Isabella stared at the headlines, nauseated. Her phone buzzed with messages. Helena had already called twice, telling her to ignore the press. To smile harder. Be sweeter.

But she was done staying silent.

She stormed into Dominic's home office, waving the tablet in her hand.

"This is insane!" she said. "They're calling me a fraud! A fake wife! Some are saying I'm pregnant with your child!"

He looked up from his laptop. Calm. Too calm.

"It will pass."

"It will pass?" she shouted. "Dominic, they're tearing me apart! I'm the one taking all the hits while you sit behind your bulletproof reputation!"

He stood. "That's the role you agreed to."

"No," she snapped. "I agreed to a marriage. Not to becoming your emotional punching bag."

His eyes narrowed. "Watch your tone."

"Or what?" she demanded. "You'll ice me out? Again? Go ahead. But maybe, just maybe, the reason your life is so cold is because you keep killing anything that tries to make it warm."

His jaw clenched. For a moment, it looked like he might lash out. But instead, he turned away.

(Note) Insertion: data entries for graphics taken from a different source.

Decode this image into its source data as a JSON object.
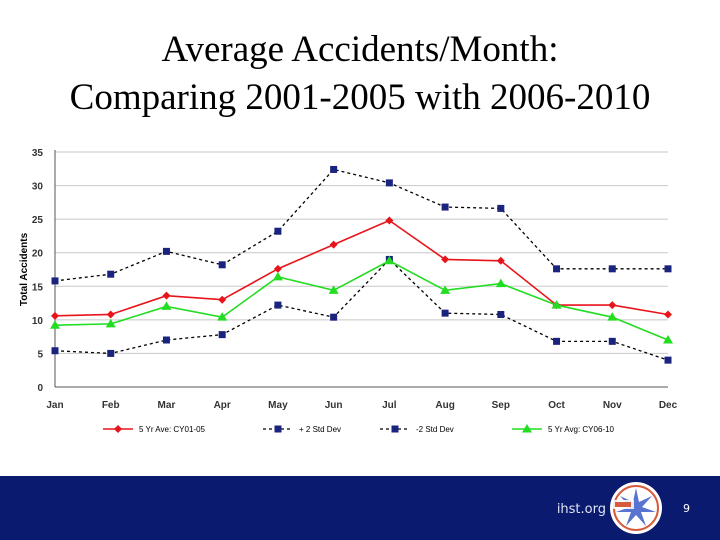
{
  "slide": {
    "title_line1": "Average Accidents/Month:",
    "title_line2": "Comparing 2001-2005 with 2006-2010",
    "footer_site": "ihst.org",
    "page_number": "9",
    "footer_color": "#0a1a6e"
  },
  "chart_data": {
    "type": "line",
    "title": "",
    "xlabel": "",
    "ylabel": "Total Accidents",
    "ylim": [
      0,
      35
    ],
    "yticks": [
      0,
      5,
      10,
      15,
      20,
      25,
      30,
      35
    ],
    "grid": true,
    "legend_position": "bottom",
    "categories": [
      "Jan",
      "Feb",
      "Mar",
      "Apr",
      "May",
      "Jun",
      "Jul",
      "Aug",
      "Sep",
      "Oct",
      "Nov",
      "Dec"
    ],
    "series": [
      {
        "name": "5 Yr Ave: CY01-05",
        "color": "#e8141b",
        "line_style": "solid",
        "marker": "diamond",
        "values": [
          10.6,
          10.8,
          13.6,
          13.0,
          17.6,
          21.2,
          24.8,
          19.0,
          18.8,
          12.2,
          12.2,
          10.8
        ]
      },
      {
        "name": "+ 2 Std Dev",
        "color": "#000000",
        "marker_color": "#1a237e",
        "line_style": "dashed",
        "marker": "square",
        "values": [
          15.8,
          16.8,
          20.2,
          18.2,
          23.2,
          32.4,
          30.4,
          26.8,
          26.6,
          17.6,
          17.6,
          17.6
        ]
      },
      {
        "name": "-2 Std Dev",
        "color": "#000000",
        "marker_color": "#1a237e",
        "line_style": "dashed",
        "marker": "square",
        "values": [
          5.4,
          5.0,
          7.0,
          7.8,
          12.2,
          10.4,
          19.0,
          11.0,
          10.8,
          6.8,
          6.8,
          4.0
        ]
      },
      {
        "name": "5 Yr Avg: CY06-10",
        "color": "#22dd22",
        "line_style": "solid",
        "marker": "triangle",
        "values": [
          9.2,
          9.4,
          12.0,
          10.4,
          16.4,
          14.4,
          18.8,
          14.4,
          15.4,
          12.2,
          10.4,
          7.0
        ]
      }
    ]
  }
}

She waited for a response.

Instead, he said quietly, "You're not pregnant, right?"

She blinked. "Excuse me?"

"I'm asking."

"No, Dominic. I'm not pregnant," she said, voice shaking. "But God, for a moment I wish I was. Because then at least there'd be a reason for all of this madness. A reason to feel something."

He was silent.

Then he walked past her, leaving the room.

She stood there, heart pounding, chest rising and falling with frustration.

She was tired of playing the perfect wife. Of hiding his secrets. Of carrying this alone.

But she didn't know yet that she'd just lit a spark.

One Dominic couldn't ignore.

And one that would either destroy their fragile contract…

…or set fire to everything they thought they knew about love.